I have started using the Public Suffix List for my own web application, as a way to reliably parse a hostname into its parts (subdomains, private domain, public suffix). In order to accomplish this, I parse the Public Suffix List and transform it into a Tree-like JSON object.
The structure is simple: The root object contains keys corresponding to the Top Level Domains found in the Public Suffix List. Each of these keys leads to another object containing all of the Second Level Domains that are found under that TLD, and so on and so forth.
Wildcards entries are registered under the key '*'. Don't register any child nodes under a wildcard node.
For an exception, like "!except", register the domain label without the exclamation ("except"), but also add a special property to that node to mark it as an exception (`@exception: true`). Also don't register any child nodes under an exception node.
For a node that corresponds with the left-most domain in a rule, you can likewise add a special property to demarcate it (`@leaf: true`). All wildcard and exception entries will also be `@leaf` nodes.
Once this transformation is done, it becomes trivial to lookup the public suffix of a hostname. Simply break the hostname into its parts (lowercase), based upon the delimiter (`.`), and then traverse the Public Suffix Tree as far as possible using these parts starting from the TLD. As you traverse, keep track of the last `@leaf` node encountered and its depth.
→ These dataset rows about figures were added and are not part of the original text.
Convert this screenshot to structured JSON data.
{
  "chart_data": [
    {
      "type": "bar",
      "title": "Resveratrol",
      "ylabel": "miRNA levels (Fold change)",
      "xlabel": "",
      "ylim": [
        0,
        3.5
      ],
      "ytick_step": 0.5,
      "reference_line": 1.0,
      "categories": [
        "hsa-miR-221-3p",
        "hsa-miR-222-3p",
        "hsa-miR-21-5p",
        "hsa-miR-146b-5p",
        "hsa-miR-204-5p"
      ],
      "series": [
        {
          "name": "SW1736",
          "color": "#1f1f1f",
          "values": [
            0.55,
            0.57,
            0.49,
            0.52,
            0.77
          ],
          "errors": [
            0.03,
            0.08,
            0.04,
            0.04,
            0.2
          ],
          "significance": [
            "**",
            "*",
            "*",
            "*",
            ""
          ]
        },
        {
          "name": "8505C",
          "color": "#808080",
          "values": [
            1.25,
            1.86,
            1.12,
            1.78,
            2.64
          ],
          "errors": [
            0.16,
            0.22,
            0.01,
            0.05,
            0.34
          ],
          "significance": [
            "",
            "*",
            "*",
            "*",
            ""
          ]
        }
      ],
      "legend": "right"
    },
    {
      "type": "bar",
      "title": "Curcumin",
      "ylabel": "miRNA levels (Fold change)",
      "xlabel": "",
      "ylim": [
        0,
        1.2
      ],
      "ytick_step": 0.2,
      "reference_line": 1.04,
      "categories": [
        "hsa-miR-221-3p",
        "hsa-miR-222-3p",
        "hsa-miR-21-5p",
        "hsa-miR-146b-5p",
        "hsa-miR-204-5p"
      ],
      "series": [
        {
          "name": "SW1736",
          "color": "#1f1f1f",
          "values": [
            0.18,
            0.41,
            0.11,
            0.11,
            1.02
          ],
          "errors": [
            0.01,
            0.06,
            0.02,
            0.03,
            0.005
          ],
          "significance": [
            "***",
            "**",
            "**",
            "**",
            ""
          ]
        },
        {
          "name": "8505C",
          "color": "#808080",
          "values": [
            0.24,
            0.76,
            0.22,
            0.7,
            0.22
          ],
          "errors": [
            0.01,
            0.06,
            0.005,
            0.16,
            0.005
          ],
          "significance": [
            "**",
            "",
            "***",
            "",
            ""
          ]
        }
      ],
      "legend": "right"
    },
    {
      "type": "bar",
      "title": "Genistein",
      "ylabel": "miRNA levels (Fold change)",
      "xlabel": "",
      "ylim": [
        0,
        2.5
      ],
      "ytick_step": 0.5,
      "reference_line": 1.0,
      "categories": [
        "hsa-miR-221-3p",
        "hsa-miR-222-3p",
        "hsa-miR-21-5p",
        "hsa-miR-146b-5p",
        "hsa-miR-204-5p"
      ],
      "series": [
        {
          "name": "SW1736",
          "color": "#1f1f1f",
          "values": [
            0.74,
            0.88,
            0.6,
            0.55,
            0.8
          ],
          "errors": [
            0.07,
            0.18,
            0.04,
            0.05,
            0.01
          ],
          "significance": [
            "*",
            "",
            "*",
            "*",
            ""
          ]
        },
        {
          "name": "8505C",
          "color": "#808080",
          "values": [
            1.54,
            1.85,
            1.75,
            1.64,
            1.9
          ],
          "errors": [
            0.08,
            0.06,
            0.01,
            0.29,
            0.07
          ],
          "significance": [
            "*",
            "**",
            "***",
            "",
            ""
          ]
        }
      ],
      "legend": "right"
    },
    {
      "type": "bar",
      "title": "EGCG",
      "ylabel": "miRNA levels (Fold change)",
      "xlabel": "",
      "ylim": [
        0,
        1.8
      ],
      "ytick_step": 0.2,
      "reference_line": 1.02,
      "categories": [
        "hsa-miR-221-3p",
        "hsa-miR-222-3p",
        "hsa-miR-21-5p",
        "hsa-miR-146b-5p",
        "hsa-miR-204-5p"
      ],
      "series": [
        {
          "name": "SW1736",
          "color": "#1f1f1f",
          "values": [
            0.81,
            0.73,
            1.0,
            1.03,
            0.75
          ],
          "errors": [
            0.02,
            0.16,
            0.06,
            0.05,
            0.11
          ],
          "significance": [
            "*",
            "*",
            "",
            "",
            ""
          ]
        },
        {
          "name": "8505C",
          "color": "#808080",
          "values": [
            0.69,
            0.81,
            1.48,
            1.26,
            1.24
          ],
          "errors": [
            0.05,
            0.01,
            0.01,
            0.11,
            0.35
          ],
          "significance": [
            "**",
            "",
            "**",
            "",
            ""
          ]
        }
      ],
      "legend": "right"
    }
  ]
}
If you have matched as far as possible and the current @leaf node is not an exception, check to see if there is a wildcard '*' entry under that leaf node. If so, update your results accordingly. In either case, you now know the depth of the public suffix for the hostname in question. The private domain is at that that depth + 1, and any subdomains are found at any depth greater than that.
I have not had a need to keep track of comments for my application, but could probably work in the comments into the structure as well by adding a @comment attribute to leaf nodes, or perhaps a @commentId and keeping a separate hash or array of comments that can be used to lookup the corresponding comment contents.
-----------------------------
Now, the nice thing about this Public Suffix Tree structure is not only that it can easily be used to parse the public suffix of a hostname, but it can also be readily serialized and deserialized as a simple, standard JSON object. This means that the Public Suffix List could be pre-processed into the Public Suffix Tree structure and be made available for download the same way that the Public Suffix List is now. And since modern programming languages have built-in support for parsing JSON, this makes it that much easier to make use of the Public Suffix Tree.
I would like to propose that we perform such pre-processing and make the Public Suffix Tree .json document available for download along-side the existing Public Suffix List .dat document.